Member Since: Sep 2011
Location: usa
Posts: 3,642
Yesterday I met the new t, in my first transition phase, of course my current t was present, I know I am whining about the same thing, and for that I apologize, but I need to vent through here.

I usually go by first impressions in therapy and in real life, and I know its not good sometimes, but I am working on it. When I met t1, after the end of session or even 15 minutes of checking her out and getting a feel for her, I felt some sort of connection or something pleasant going on, something that told me ok, I can come back next week.

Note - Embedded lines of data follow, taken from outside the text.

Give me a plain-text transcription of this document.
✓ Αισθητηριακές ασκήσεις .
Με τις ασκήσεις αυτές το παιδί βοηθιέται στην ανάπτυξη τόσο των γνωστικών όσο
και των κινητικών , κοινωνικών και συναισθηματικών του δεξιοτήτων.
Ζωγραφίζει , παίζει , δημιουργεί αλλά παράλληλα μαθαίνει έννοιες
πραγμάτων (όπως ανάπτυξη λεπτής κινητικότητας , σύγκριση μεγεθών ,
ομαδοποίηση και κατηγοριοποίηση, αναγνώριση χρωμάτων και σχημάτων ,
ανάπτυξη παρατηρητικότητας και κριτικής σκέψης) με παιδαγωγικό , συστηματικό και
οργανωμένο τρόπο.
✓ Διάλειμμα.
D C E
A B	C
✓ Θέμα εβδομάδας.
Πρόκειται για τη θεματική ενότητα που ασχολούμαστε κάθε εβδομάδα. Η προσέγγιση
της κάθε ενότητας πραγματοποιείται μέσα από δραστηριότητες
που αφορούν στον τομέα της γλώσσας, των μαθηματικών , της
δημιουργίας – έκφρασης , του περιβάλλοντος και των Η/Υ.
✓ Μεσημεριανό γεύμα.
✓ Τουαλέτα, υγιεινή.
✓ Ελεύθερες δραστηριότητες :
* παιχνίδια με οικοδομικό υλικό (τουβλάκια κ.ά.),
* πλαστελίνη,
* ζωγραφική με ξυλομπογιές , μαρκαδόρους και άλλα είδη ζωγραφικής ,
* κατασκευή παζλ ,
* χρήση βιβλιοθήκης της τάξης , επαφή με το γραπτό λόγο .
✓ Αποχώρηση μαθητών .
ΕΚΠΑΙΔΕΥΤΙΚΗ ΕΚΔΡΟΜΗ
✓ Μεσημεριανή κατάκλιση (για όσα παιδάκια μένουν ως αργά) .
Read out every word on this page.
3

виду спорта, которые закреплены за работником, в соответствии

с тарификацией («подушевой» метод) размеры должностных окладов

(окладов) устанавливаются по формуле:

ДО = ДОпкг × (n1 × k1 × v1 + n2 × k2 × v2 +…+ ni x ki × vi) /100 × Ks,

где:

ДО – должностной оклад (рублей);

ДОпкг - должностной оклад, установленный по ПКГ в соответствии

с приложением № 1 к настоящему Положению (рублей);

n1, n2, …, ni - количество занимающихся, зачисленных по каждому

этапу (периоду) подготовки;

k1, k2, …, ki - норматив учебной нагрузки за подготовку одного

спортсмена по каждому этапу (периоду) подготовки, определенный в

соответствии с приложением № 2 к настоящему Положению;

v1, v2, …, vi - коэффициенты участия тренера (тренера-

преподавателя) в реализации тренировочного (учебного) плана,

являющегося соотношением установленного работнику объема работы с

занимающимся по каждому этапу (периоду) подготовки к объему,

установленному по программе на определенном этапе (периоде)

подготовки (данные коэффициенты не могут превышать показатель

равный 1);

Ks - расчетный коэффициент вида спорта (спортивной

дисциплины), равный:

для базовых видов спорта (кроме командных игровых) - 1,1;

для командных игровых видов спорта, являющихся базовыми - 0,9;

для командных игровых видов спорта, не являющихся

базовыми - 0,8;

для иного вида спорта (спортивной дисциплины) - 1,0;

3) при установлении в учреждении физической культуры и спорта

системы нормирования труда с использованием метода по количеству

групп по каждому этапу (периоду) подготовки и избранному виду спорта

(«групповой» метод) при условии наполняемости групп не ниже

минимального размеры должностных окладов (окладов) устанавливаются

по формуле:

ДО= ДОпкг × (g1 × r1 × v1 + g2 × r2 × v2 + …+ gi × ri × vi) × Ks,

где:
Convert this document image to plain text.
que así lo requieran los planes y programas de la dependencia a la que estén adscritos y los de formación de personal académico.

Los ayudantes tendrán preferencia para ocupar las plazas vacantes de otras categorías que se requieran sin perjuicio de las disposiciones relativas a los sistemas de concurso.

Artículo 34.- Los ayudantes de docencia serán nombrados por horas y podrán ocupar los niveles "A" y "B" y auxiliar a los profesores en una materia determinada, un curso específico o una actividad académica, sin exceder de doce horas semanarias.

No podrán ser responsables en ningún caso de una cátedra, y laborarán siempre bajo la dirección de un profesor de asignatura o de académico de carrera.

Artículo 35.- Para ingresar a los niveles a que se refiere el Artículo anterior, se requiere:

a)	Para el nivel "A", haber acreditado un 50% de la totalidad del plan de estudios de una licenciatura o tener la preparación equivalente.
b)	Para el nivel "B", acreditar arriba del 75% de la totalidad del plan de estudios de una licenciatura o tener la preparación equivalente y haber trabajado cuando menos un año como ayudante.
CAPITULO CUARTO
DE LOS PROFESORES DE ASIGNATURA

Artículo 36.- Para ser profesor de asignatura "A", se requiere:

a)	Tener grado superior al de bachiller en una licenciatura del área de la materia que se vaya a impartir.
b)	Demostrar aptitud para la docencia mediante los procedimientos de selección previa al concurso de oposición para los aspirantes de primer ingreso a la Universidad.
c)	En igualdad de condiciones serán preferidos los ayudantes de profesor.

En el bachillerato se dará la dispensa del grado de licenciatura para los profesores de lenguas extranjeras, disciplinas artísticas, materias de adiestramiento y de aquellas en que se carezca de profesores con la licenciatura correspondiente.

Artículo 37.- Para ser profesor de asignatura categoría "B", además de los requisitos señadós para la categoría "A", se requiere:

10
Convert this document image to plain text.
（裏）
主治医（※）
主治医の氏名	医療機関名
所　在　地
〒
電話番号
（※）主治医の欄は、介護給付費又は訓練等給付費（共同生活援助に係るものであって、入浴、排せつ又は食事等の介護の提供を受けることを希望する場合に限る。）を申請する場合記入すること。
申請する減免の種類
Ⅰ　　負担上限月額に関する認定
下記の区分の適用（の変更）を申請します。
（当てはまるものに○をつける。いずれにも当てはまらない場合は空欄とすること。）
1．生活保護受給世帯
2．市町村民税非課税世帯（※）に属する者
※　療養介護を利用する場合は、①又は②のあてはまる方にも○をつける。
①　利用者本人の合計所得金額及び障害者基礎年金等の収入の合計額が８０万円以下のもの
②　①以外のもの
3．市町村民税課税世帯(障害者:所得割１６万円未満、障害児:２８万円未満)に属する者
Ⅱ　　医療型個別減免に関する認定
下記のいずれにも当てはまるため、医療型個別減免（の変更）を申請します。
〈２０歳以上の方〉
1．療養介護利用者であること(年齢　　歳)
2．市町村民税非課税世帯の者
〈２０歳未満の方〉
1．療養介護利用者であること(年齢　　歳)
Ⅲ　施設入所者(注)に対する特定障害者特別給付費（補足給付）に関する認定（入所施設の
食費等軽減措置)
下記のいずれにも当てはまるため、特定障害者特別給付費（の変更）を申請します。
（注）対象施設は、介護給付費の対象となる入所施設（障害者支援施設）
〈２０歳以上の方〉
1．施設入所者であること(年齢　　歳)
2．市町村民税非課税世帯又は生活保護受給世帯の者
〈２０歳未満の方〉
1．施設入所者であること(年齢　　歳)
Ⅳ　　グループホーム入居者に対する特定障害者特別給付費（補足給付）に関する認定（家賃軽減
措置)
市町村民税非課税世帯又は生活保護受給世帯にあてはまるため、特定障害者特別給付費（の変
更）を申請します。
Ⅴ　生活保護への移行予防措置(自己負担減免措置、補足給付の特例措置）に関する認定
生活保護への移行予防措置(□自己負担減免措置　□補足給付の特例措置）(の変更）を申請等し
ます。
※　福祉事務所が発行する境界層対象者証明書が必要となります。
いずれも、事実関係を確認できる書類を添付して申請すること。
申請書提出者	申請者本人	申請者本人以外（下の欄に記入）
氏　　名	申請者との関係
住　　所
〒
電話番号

With t 2, although I was sad about t1, after my first session with t2 I also felt a connection, I felt it was going to be alright, I felt a sense of safety, and she asked if I will see her next week, and I said yes, I was comfortable with it, yet still missing t1.

With t3 after spending a whole session with her and my current t , and with the new t interacting with me, and telling me everything was going to be ok, and that she was looking foward to working with me. I just didnt feel a damn thing, I even looked at her in the eyes for a moment, to see if i needed to do that to find a brief connection.

I felt no connection, she seems so soft spoken and gentle, I just dont know. I will be fair, and evaluate the session more when we are both together alone, maybe she has another style in her own office by herself, I surely hope so. I find myself to be not liking the to soft spoken gentle smiley type of therapist.

I like a real person of course supportive humorous and just to tell it like it is, withing boundaries, yet caring and nurturing.